Wesentlich klarer als erwartet fiel hingegen die Entscheidung um den letzten Olympia-Startplatz bei den Frauen aus. Die erst 16 Jahre alte Helen Kevric steigerte sich im Mehrkampf gegenüber der ersten Qualifikation nicht nur auf 55,532 Punkte, sondern distanzierte ihre Kontrahentin Elisabeth Seitz auch am Stufenbarren. Während die 30 Jahre alte deutsche Rekordmeisterin erneut auf 14,600 Punkte kam, wurde die Übung von Ausnahmetalent Kevric mit 14,800 Zählern benotet. Dabei zeigte sie überdies eine schwierigere Übung als zuletzt.

«Erst mal bin ich stolz, dass ich die Übung heute noch mal so gezeigt habe. Aber letztendlich hat Helen gut geturnt, riesigen Respekt, weil sie krasse Nervenstärke gezeigt hat», sagte Seitz.
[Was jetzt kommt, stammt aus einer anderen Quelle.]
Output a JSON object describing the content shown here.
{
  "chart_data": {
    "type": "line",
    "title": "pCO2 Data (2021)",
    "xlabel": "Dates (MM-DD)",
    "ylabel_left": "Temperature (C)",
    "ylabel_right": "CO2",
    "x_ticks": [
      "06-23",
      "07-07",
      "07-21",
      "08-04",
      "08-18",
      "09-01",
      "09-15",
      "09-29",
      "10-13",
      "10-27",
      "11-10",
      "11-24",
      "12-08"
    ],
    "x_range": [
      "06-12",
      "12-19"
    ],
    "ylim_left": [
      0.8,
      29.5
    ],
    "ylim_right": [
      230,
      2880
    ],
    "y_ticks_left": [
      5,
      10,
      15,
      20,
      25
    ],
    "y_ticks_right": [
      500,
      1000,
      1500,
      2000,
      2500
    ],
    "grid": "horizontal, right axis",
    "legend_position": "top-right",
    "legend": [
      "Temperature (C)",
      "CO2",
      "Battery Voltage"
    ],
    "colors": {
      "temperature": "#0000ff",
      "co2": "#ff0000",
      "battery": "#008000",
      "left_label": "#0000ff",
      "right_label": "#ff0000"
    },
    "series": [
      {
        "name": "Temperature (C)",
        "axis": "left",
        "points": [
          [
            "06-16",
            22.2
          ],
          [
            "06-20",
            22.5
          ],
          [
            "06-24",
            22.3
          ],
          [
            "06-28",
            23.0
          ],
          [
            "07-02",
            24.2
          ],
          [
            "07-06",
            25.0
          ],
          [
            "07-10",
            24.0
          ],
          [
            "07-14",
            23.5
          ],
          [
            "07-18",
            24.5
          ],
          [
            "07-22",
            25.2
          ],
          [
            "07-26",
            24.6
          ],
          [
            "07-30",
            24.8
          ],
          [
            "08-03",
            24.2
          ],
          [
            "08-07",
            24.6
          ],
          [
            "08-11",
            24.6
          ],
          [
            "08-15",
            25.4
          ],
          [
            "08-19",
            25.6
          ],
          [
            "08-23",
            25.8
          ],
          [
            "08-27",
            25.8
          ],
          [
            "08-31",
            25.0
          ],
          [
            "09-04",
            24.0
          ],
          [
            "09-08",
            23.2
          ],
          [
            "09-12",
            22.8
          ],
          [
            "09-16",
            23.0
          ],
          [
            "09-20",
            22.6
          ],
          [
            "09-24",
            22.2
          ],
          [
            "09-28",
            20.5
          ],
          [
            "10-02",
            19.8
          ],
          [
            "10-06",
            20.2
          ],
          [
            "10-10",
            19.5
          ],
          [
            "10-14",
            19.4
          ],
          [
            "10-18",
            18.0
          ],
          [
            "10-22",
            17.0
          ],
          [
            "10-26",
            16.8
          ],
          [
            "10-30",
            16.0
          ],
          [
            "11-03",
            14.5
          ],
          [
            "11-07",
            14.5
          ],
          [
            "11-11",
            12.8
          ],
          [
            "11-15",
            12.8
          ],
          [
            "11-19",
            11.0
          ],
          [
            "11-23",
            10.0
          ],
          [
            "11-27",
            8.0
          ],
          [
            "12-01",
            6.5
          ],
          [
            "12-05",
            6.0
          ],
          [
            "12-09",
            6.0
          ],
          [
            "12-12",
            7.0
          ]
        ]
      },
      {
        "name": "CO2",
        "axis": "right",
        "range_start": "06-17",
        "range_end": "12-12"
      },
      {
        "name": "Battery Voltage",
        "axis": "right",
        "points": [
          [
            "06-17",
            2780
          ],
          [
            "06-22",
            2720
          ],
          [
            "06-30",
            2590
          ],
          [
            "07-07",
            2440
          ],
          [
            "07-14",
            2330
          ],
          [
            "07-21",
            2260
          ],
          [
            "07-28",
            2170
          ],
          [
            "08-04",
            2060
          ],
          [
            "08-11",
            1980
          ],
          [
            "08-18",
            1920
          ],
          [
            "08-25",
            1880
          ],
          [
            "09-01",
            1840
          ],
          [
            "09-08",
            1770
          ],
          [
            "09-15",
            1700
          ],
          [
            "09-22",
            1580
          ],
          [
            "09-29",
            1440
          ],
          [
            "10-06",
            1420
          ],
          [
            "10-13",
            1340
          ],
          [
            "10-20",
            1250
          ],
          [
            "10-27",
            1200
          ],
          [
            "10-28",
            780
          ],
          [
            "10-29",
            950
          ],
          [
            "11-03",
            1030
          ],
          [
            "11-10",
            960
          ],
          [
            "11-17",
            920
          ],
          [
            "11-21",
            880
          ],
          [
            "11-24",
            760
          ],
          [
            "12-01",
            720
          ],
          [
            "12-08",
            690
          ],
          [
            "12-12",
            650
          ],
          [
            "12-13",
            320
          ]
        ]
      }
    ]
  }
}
Sie wünsche ihr alles Gute für Paris, und hoffe, dass sie dort genauso ihre Leistung abrufen könne und sich alle für Deutschland freuen könnten. «Natürlich überwiegt erst mal die Enttäuschung», gestand Seitz unter Tränen ein, nachdem ihr Traum von den vierten Olympischen Spielen geplatzt war.

Kevric fühlt sich derweil für ihr Olympia-Debüt gerüstet. «Es war schon mein Ziel, mit 16 Jahren zu den Olympischen Spielen zu fahren», sagte Kevric, «ich bin bereit, ich habe so hart trainiert und eigentlich kann ich das schon schaffen mit meinen 16 Jahren.» Begleitet nach Paris wird die deutsche Mehrkampf-Meisterin von Pauline Schäfer-Betz (Chemnitz) und Sarah Voss (Köln), die nach den vergangenen Weltmeisterschaften namentlich festgelegte Startplätze sicher hatten.